Veracode: 45% of AI-generated code snippets contain security flaws

Serge Bulaev

Serge Bulaev

Recent research suggests that 45% of AI-generated code snippets may contain security flaws. While AI tools can help teams create features quickly, proving that the code is safe and reliable often takes much longer. Some studies show that AI assistance leads to more completed tasks without lowering code quality, but others report more bugs and duplicated code. Experts recommend treating all AI-generated code as untrusted and using careful review and testing to find problems. Many teams are now adding security checks early, having experts review risky changes, and being careful about where and how they use AI in critical systems.

Veracode: 45% of AI-generated code snippets contain security flaws

Recent studies show many AI-generated code snippets contain security flaws, creating a new bottleneck for development teams. While large language models (LLMs) can generate code in minutes, proving that code is safe and reliable can take significantly longer, creating a risk profile where rapid output is slowed by manual assurance.

Scale of the security gap

Studies on AI-assisted coding show conflicting quality outcomes. Some analyses link AI use to more duplicated code and churn, while other enterprise data reports higher task completion with no drop in quality. These mixed signals suggest outcomes are heavily dependent on a team's specific workflow and review processes.

Repositories adopting AI assistants show mixed results. For example, one analysis found that higher AI adoption correlated with more duplicated lines, less refactoring, and increased code churn (GitClear). In contrast, industry reports from major corporate Copilot rollouts indicate significant increases in completed tasks with no observable decline in code quality, suggesting that workflow design is a key differentiator.

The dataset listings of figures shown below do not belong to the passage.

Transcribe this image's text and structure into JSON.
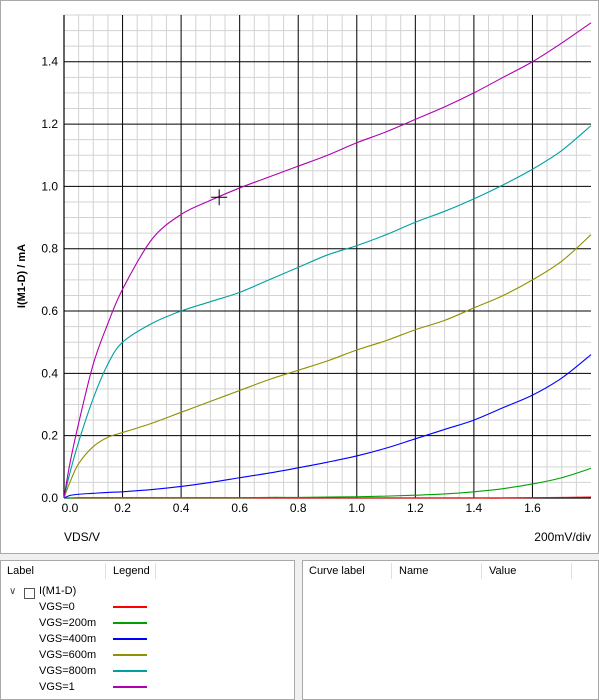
{
  "chart_data": {
    "type": "line",
    "xlabel": "VDS/V",
    "ylabel": "I(M1-D) / mA",
    "scale_label": "200mV/div",
    "xlim": [
      0,
      1.8
    ],
    "ylim": [
      0,
      1.55
    ],
    "x_ticks": [
      "0.0",
      "0.2",
      "0.4",
      "0.6",
      "0.8",
      "1.0",
      "1.2",
      "1.4",
      "1.6"
    ],
    "y_ticks": [
      "0.0",
      "0.2",
      "0.4",
      "0.6",
      "0.8",
      "1.0",
      "1.2",
      "1.4"
    ],
    "x": [
      0,
      0.02,
      0.05,
      0.1,
      0.15,
      0.2,
      0.3,
      0.4,
      0.5,
      0.6,
      0.7,
      0.8,
      0.9,
      1.0,
      1.1,
      1.2,
      1.3,
      1.4,
      1.5,
      1.6,
      1.7,
      1.8
    ],
    "series": [
      {
        "name": "VGS=0",
        "color": "#ff0000",
        "values": [
          0,
          0,
          0,
          0,
          0,
          0,
          0,
          0,
          0,
          0,
          0,
          0,
          0,
          0,
          0,
          0,
          0,
          0,
          0,
          0.001,
          0.002,
          0.003
        ]
      },
      {
        "name": "VGS=200m",
        "color": "#00a000",
        "values": [
          0,
          0,
          0.001,
          0.001,
          0.001,
          0.001,
          0.001,
          0.001,
          0.001,
          0.001,
          0.002,
          0.002,
          0.003,
          0.004,
          0.006,
          0.009,
          0.013,
          0.02,
          0.03,
          0.045,
          0.065,
          0.095
        ]
      },
      {
        "name": "VGS=400m",
        "color": "#0000ff",
        "values": [
          0,
          0.008,
          0.012,
          0.015,
          0.018,
          0.02,
          0.027,
          0.037,
          0.05,
          0.065,
          0.08,
          0.097,
          0.115,
          0.135,
          0.16,
          0.19,
          0.22,
          0.25,
          0.29,
          0.33,
          0.385,
          0.46
        ]
      },
      {
        "name": "VGS=600m",
        "color": "#909000",
        "values": [
          0,
          0.05,
          0.11,
          0.165,
          0.195,
          0.21,
          0.24,
          0.275,
          0.31,
          0.345,
          0.38,
          0.41,
          0.44,
          0.475,
          0.505,
          0.54,
          0.57,
          0.61,
          0.65,
          0.7,
          0.76,
          0.845
        ]
      },
      {
        "name": "VGS=800m",
        "color": "#00a0a0",
        "values": [
          0,
          0.08,
          0.18,
          0.32,
          0.43,
          0.5,
          0.56,
          0.6,
          0.63,
          0.66,
          0.7,
          0.74,
          0.78,
          0.81,
          0.845,
          0.885,
          0.92,
          0.96,
          1.005,
          1.055,
          1.115,
          1.195
        ]
      },
      {
        "name": "VGS=1",
        "color": "#b000b0",
        "values": [
          0,
          0.11,
          0.24,
          0.43,
          0.56,
          0.67,
          0.83,
          0.91,
          0.955,
          0.995,
          1.03,
          1.065,
          1.1,
          1.14,
          1.175,
          1.215,
          1.255,
          1.3,
          1.35,
          1.4,
          1.46,
          1.525
        ]
      }
    ],
    "grid": true,
    "cursor": {
      "x": 0.53,
      "y": 0.965
    }
  },
  "legend_panel": {
    "col_label": "Label",
    "col_legend": "Legend",
    "group_label": "I(M1-D)"
  },
  "cursor_panel": {
    "col_curve": "Curve label",
    "col_name": "Name",
    "col_value": "Value"
  }
}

Closing the Critical Verification: New Bottleneck in AI-Assisted Development

Experts advise treating all AI-generated code as untrusted by default. A secure, evidence-driven review process involves several key stages:

  • Define clear requirements and identify security-critical paths before generating code.
  • Automate static analysis (SAST) and dependency scans for all AI-generated outputs.
  • Manually prioritize the review of high-risk logic, such as authentication, authorization, and data handling.
  • Require verifiable proof, like executable tests or logs for edge cases, instead of simple explanations.
  • Maintain detailed logs of prompts, model versions, and review decisions for auditability.

The underlying principle is to demand verifiable evidence of security, as code that merely compiles is not sufficient until it has passed rigorous misuse case testing.

Productivity findings require context

The impact of AI assistants on developer productivity is not straightforward. While they reduce time spent typing, overall throughput gains vary. For instance, industry reports observe significant rises in weekly commits and substantial jumps in compile counts, suggesting faster iteration cycles. However, other studies found little change in overall cycle time alongside notable increases in bugs when AI-generated code was not thoroughly checked.

This suggests that short-term speed-ups can be offset by long-term maintenance costs from insecure or duplicated code. Ultimately, the depth of code verification - not the speed of generation - is the key factor determining net productivity gains.

What teams are doing now

To mitigate these risks, leading development teams are adopting several key strategies:

  1. Integrating security scans directly into the IDE to catch flaws early in the development lifecycle.
  2. Implementing mandatory secondary reviews by a domain expert for high-risk code changes.
  3. Archiving complete prompt-and-response histories to support auditing and incident analysis.
  4. Restricting the use of AI assistants for critical modules like cryptography and payments until robust testing protocols are established.

These practices all underscore a central theme: code generation has become easy, but proving its security remains difficult. As AI coding tools continue to evolve, the primary bottleneck will likely remain on verification. Overcoming this challenge requires a strategic investment in both automated security gates and disciplined, expert human oversight.